31. Sebuah Kabar

1.8K 324 99
                                    

31. Sebuah Kabar

***

Hari ini adalah Jumat bebas.

Begitu bel istirahat pertama berbunyi, hampir seluruh murid di kelas menghambur keluar untuk menyaksikan tour dari sebuah band ternama yang akan manggung di lapangan sekolah. Semua orang terlihat antusias dan memenuhi koridor depan kelas.

Tapi Aira tak tertarik sama sekali.

Alih-alih ikut ramai dan berdesak-desakan, gadis keriting itu justru masih berdiam diri di kelas. Ketika merasakan kelas sudah benar-benar kosong, Aira beranjak dari tempat duduknya.

Gadis itu menelan teguk, sejenak menatap ke arah bangku di belakang tempat duduknya yang beberapa hari ini kosong tak terisi. Aira menghela napas.

Lalu perlahan, dengan gerakan yang sedikit ragu, Aira menduduki kursi itu. Ia tersenyum samar, lalu mulai mengusapi permukaan meja di depannya dengan pandangan penyendu.

Dewa apa kabar?

Aira menggigit bibir. Setelah percakapan di halte bus, gadis itu memang belum bertemu dengan Dewa lagi. Entah karena ingin menghindari Aira atau bagaimana, tapi Dewa juga tidak berangkat sekolah.

Sudah hampir dua minggu, dan Aira tidak bisa untuk tidak khawatir. Pernah sekali Aira nekat datang ke rumah Dewa untuk memeriksa. Tapi gadis itu juga tidak menemukan apa-apa.

Rumah Dewa terlihat hening dan kosong. Aira berulang kali memencet bel dan berteriak menyerukan kata permisi, tapi tak kunjung mendapat sahutan.

Gadis keriting itu melengos. Perasaannya tiba-tiba berubah kacau.
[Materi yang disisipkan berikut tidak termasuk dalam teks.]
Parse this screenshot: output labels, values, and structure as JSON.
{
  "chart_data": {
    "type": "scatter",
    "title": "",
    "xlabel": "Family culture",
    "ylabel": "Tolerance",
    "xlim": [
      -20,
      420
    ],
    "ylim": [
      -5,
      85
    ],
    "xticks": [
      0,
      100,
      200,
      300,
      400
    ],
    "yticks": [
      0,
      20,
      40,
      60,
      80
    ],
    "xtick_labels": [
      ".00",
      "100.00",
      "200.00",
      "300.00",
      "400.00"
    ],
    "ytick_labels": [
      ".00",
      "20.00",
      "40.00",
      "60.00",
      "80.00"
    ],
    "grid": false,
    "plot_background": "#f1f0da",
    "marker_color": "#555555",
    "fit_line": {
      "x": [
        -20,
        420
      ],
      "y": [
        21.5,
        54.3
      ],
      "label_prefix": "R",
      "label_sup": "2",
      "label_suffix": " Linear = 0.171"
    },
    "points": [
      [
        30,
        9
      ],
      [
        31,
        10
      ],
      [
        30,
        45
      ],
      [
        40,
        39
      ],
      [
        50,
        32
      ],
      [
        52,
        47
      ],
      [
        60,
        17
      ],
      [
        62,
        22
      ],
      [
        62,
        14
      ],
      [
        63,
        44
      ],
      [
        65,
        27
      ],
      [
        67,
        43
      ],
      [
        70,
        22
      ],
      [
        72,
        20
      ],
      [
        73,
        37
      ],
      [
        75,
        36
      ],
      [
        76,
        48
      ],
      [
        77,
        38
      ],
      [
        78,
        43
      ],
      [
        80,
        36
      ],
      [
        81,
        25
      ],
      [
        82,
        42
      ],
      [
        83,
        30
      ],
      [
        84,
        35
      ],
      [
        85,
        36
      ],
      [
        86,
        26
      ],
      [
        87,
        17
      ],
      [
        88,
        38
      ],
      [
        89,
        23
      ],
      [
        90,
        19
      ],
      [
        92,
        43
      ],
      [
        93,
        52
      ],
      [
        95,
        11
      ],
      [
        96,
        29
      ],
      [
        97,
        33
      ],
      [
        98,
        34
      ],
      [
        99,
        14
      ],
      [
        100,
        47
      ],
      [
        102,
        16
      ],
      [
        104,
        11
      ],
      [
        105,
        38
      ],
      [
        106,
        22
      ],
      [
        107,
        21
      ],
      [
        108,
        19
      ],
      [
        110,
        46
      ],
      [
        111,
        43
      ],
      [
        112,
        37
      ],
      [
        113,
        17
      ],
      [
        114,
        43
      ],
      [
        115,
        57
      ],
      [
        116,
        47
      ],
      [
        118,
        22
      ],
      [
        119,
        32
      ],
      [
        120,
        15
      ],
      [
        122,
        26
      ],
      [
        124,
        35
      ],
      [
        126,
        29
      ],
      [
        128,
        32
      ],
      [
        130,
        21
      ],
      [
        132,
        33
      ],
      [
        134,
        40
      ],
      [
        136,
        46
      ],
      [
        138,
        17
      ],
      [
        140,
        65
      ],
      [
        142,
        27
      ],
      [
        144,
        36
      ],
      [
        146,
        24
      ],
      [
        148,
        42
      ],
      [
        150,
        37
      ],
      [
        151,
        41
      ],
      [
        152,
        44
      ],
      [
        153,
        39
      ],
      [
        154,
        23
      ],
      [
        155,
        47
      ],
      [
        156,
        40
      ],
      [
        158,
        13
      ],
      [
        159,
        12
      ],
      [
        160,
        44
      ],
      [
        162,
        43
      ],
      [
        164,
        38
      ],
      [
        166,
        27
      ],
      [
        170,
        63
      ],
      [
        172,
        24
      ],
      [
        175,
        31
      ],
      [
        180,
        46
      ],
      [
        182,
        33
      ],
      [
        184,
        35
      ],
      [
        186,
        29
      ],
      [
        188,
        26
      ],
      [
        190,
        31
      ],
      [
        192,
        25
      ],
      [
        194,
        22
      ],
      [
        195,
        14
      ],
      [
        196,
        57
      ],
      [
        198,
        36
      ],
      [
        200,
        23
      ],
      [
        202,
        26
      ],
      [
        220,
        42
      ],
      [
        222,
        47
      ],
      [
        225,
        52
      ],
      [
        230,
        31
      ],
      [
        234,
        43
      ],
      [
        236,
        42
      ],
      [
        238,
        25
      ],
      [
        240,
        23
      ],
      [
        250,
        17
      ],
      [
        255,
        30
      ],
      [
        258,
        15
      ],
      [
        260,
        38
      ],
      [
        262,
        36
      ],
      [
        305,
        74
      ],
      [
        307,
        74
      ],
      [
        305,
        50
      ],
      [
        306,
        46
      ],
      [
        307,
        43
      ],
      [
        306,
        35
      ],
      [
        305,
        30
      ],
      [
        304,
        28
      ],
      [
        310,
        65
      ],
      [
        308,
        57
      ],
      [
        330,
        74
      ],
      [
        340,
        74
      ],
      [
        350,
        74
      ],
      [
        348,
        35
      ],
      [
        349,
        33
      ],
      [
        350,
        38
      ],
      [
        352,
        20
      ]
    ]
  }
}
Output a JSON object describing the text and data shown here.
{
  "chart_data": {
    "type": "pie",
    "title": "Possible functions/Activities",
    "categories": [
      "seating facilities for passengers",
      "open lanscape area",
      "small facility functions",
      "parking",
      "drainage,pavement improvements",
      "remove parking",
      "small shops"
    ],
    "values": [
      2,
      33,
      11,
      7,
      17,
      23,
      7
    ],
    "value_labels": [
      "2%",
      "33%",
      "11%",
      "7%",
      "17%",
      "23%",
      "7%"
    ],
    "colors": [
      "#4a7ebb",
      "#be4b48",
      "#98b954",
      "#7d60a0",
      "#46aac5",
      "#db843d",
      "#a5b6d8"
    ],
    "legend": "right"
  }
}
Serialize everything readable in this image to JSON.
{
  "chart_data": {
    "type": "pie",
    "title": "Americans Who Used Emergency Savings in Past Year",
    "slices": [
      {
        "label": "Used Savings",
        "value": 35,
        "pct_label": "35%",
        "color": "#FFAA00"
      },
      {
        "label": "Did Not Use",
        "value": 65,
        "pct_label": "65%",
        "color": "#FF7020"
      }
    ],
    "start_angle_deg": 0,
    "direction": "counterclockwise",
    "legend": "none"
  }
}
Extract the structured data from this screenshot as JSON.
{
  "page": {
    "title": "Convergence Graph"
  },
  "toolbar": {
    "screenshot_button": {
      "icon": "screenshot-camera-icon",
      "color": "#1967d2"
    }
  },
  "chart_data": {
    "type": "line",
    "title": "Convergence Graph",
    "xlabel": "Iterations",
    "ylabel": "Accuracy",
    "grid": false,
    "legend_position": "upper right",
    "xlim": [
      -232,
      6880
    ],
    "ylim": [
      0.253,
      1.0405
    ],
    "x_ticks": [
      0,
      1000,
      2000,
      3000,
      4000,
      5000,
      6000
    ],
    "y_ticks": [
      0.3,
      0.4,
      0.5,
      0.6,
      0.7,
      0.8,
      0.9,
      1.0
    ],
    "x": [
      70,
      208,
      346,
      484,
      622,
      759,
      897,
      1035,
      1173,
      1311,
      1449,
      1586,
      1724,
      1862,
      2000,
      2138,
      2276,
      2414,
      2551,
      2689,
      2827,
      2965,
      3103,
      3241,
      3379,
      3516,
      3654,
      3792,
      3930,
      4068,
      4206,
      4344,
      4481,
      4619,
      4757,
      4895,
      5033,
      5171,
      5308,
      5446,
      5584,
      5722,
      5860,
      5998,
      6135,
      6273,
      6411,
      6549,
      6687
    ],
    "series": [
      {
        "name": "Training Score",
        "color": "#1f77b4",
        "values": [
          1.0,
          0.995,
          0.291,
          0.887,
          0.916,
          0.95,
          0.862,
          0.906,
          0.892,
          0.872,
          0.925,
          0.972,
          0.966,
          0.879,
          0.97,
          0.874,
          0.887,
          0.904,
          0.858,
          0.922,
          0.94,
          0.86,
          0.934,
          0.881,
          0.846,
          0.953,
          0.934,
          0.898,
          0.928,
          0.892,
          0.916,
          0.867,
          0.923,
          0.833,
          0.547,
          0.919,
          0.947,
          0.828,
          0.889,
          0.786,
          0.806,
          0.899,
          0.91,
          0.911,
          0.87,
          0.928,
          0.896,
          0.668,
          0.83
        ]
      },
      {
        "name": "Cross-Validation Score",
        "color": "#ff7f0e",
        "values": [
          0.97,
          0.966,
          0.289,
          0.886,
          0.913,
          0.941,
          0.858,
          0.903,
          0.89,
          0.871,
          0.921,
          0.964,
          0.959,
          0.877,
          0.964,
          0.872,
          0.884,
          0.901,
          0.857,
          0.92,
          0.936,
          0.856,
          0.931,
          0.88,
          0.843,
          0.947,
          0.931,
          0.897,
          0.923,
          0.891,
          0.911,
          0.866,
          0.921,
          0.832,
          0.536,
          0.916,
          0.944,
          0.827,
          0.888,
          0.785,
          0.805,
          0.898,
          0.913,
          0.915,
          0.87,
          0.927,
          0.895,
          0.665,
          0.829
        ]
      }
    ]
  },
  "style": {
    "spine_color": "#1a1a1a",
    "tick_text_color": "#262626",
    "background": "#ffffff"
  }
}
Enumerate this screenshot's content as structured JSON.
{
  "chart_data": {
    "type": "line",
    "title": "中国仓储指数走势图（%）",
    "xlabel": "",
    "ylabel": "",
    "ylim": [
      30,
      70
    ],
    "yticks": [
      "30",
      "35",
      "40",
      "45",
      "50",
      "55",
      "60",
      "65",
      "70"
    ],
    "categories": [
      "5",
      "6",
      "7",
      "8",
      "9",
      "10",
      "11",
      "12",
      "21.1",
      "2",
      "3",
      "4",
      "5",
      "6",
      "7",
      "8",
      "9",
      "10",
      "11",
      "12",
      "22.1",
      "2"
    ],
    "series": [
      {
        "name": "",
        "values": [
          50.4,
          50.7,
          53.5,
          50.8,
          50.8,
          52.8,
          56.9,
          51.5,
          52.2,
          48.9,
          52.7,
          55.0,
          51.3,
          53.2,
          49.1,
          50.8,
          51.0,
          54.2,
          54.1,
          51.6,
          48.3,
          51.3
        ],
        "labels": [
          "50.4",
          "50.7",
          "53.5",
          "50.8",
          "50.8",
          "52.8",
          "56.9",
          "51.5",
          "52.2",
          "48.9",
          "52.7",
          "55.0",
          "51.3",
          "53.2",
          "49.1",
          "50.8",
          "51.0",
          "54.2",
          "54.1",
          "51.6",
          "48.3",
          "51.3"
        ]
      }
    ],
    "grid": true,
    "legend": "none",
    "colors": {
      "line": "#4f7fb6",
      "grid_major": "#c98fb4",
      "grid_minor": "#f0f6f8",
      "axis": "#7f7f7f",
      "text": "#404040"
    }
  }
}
Ketakutan dalam dirinya kembali membesar tanpa bisa dicegah atau ditahan.

Aira takut Dewa akan benar-benar pergi. Gadis itu merasa belum siap. Dua tahun menunggu, tapi Aira bahkan tidak bisa bersama dengan Dewa lebih dari enam bulan. Betapa adilnya hal tersebut?

Aira menarik napas. Ia melirik kecil ketika mendengar teriakan ramai dan suara dentum musik dari arah lapangan. Jika saja Aira tidak sedang terpuruk, gadis itu pasti sudah ikut menonton bersama Nadia.

Kalau gitu, ayo putus.

Aira menggeram kecil, lalu mengacak rambut keritingnya yang hari ini terikat ekor kuda. Gadis itu mendengus. Merasa pikirannya makin melantur tak jelas, Aira akhirnya bangkit berdiri.

Hendak menuju ke kamar mandi untuk membasuh muka. Siapa tahu dengan begitu, Aira dapat sedikit menjernihkan kepalanya.

Meski ketika melewati lorong menuju perpustakaan yang sepi, Aira malah tertarik untuk berbelok. Gadis itu sebenarnya juga tak paham, tapi ia akhirnya melepas sepatu dan melangkah masuk.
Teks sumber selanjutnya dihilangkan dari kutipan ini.